Un futuro ancora più incerto attende quegli ex-dipendenti del BOCOG non più giovani. Yan Xin, una donna di 40 anni che in precedenza ha studiato all’estero e ha lavorato come avvocato, dall’ottobre del 2008 è senza un’occupazione: tutti i concorsi come funzionari pubblici e impiegati nelle banche sono infatti limitati a persone con meno di 35 anni di età. Richiamando le ragioni che l’avevano spinta ad entrare nel BOCOG, essa ha affermato che “si trattava di un gruppo pieno di idealisti” ed ha ricordato come tutti lavorassero più di dieci ore al giorno senza mai chiedere i salari per gli straordinari, semplicemente per paura che un ritardo nell’andamento dei lavori influenzasse l’apertura delle Olimpiadi.

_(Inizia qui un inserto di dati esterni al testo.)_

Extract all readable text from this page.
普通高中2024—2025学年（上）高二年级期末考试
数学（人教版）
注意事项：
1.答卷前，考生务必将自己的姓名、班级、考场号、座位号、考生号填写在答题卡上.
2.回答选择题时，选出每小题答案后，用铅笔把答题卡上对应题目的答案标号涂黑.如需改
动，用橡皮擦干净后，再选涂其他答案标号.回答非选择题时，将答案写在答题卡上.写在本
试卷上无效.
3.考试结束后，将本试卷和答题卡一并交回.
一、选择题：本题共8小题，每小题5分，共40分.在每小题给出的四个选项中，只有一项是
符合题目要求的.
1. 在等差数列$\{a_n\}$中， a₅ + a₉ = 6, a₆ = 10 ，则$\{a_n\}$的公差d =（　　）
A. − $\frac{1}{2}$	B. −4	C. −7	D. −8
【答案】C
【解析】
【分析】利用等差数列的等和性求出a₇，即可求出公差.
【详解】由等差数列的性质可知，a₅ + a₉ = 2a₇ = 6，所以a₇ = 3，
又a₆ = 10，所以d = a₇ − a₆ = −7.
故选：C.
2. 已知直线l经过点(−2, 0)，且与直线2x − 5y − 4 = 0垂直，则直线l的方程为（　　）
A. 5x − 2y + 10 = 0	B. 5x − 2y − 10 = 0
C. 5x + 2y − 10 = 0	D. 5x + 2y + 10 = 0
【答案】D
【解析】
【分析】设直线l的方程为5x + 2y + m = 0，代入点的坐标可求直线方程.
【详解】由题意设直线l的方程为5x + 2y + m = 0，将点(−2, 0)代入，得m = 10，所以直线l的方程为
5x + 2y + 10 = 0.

Nel gennaio del 2008 un’importante banca cinese ha firmato un accordo con il Comitato Olimpico ad Olimpiadi concluse si impegnava ad assumere personale tra gli ex dipendenti del BOCOG, un gesto emulato in marzo da altre 47 importanti imprese statali. Il fatto è che quando nell’ottobre 2008 sono stati pubblicati i piani per la rioccupazione, le persone in questione si sono rese conto che i posti di lavoro non corrispondevano minimamente alle loro competenze e conoscenze. Si racconta persino la storia di una donna di 30 anni con un dottorato in filosofia, la quale dopo aver lavorato per due settimane in una famosa università della capitale come personale temporaneo per un salario di 3.000 yuan al mese è stata licenziata con l’argomentazione che quel posto di lavoro “non presentava alcuna prospettiva di sviluppo per una persona come lei”. In base a documenti interni del BOCOG, risulta che a metà dicembre fossero ancora 460 le persone senza lavoro.
Sono storie come queste a comporre il triste mosaico della disoccupazione in Cina. Se la maggior parte dei disoccupati rientra nelle tre macro-categorie dei lavoratori migranti, dei giovani laureati e dei lavoratori licenziati dalle imprese di Stato fallite, esistono inifinite altre realtà talmente specifiche da richiedere interventi e politiche assistenziali specifiche. Ma certo qualche centinaio di disoccupati in più in Cina non fa notizia come la trasformazione del Nido in un ipermercato.